岡田斗司夫プロデューサー/評論家『ドリーム』の製作にはちょっとしたヒミツがある。ヒントは2016年大統領選挙。昨年秋、ドナルド・トランプは僅差で第45代アメリカ合衆国大統領に当選した。しかし選挙当日までヒラリー・クリントンが勝つ、と全米のメディアは予想していた。
僕は選挙の2週間前にニューヨークにいたが、街を挙げてのヒラリー推し、恒例のハロウィン仮装大パレードでもヒラリー派が横断幕を張って誇らしげに歩いていた。
誰もが「アメリカ初の女性大統領の誕生」を信じて疑わない。もうひとつの「強い女性映画」、アメコミヒーロー映画初の女性を主人公とした『ワンダーウーマン』の製作がほぼ同時期だったのは決して偶然ではないのだ。
実は本作が公開される以前からずっと、アメリカの初期宇宙計画に女性が貢献していたことは指摘されてきた。
2004年に出版された『マーキュリー13』は最初の7人の宇宙飛行士たち「マーキュリー7」にちなんで、13人の女性の存在を世に知らせた。13年の『ロケットガール』はNASA初の女性ロケット科学者メアリー・モーガンの伝記本だ。16年には『ライズオブザロケットガールズ』が出版されている。

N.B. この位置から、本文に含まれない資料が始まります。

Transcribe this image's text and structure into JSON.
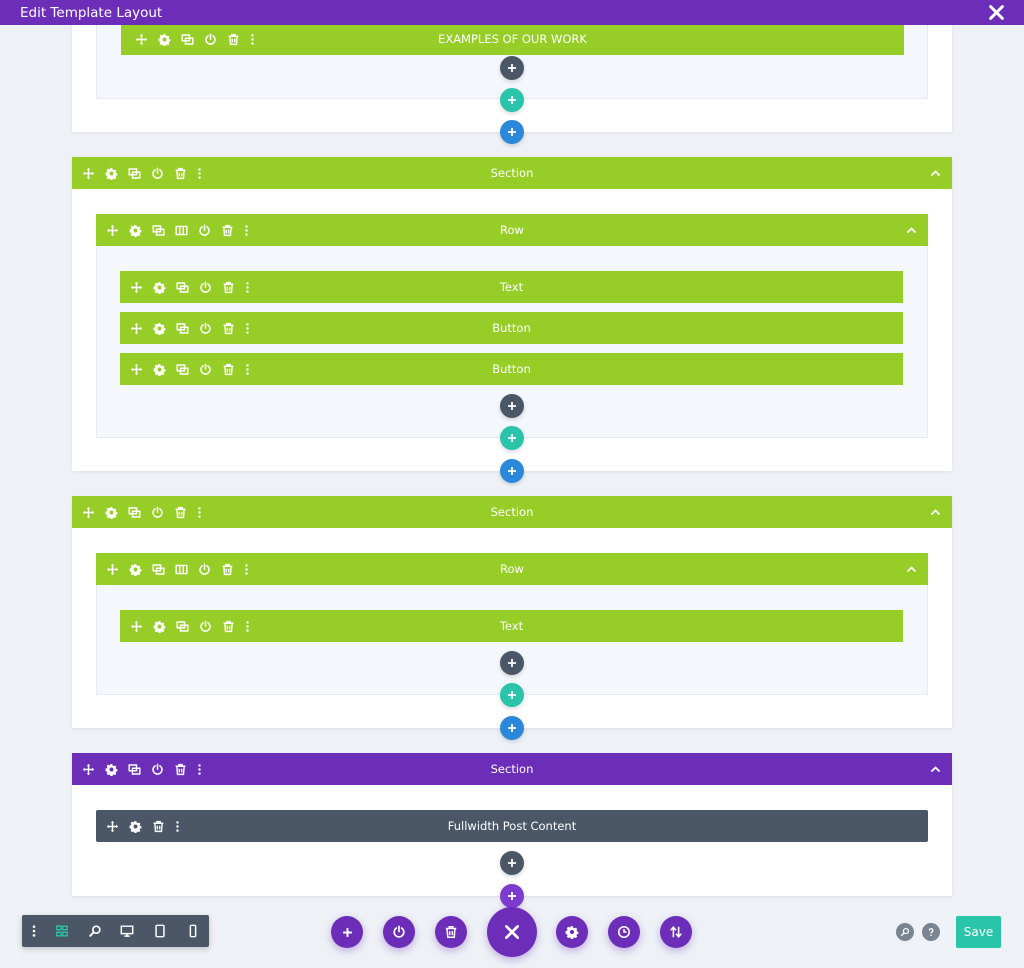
{
  "window": {
    "title": "Edit Template Layout"
  },
  "sections": [
    {
      "label": "",
      "rows": [
        {
          "label": "",
          "modules": [
            "EXAMPLES OF OUR WORK"
          ]
        }
      ]
    },
    {
      "label": "Section",
      "rows": [
        {
          "label": "Row",
          "modules": [
            "Text",
            "Button",
            "Button"
          ]
        }
      ]
    },
    {
      "label": "Section",
      "rows": [
        {
          "label": "Row",
          "modules": [
            "Text"
          ]
        }
      ]
    },
    {
      "label": "Section",
      "fullwidth_module": "Fullwidth Post Content"
    }
  ],
  "bottom_toolbar": {
    "left_tools": [
      "dots-menu-icon",
      "wireframe-view-icon",
      "zoom-icon",
      "desktop-view-icon",
      "tablet-view-icon",
      "phone-view-icon"
    ],
    "center_tools": [
      "add-icon",
      "power-icon",
      "trash-icon",
      "close-icon",
      "settings-icon",
      "history-icon",
      "sort-icon"
    ],
    "save_label": "Save"
  },
  "colors": {
    "titlebar": "#6c2eb9",
    "section_bar": "#97cd27",
    "fullwidth_section_bar": "#6c2eb9",
    "fullwidth_module_bar": "#4b5766",
    "add_module": "#4b5766",
    "add_row": "#29c4a9",
    "add_section": "#2b87da",
    "save": "#29c4a9"
  }
}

しかしこの地味な題材をアカデミー受賞クラスの映画に押し上げたのは、やはり当時の〝ヒラリー大統領というドリーム〞がつくったパワーであった、としか僕には思えない。「本当のアメリカ史は、実は女性がつくっていた」 これこそが本作の製作裏の真のメッセージだ。
だからこそ、本作のラストシーンでは、主役キャサリン・G・ジョンソンに同じアフリカ系オバマ大統領が、大統領自由勲章を与えるシーンで終わるわけである。
『ドリーム』
監督/セオドア・メルフィ
出演/タラジ・P・ヘンソン、オクタヴィア・スペンサー、ジャネール・モネイほか
2016年 アメリカ映画 2時間7分 9月29日よりTOHOシネマズ シャンテほかにて公開中。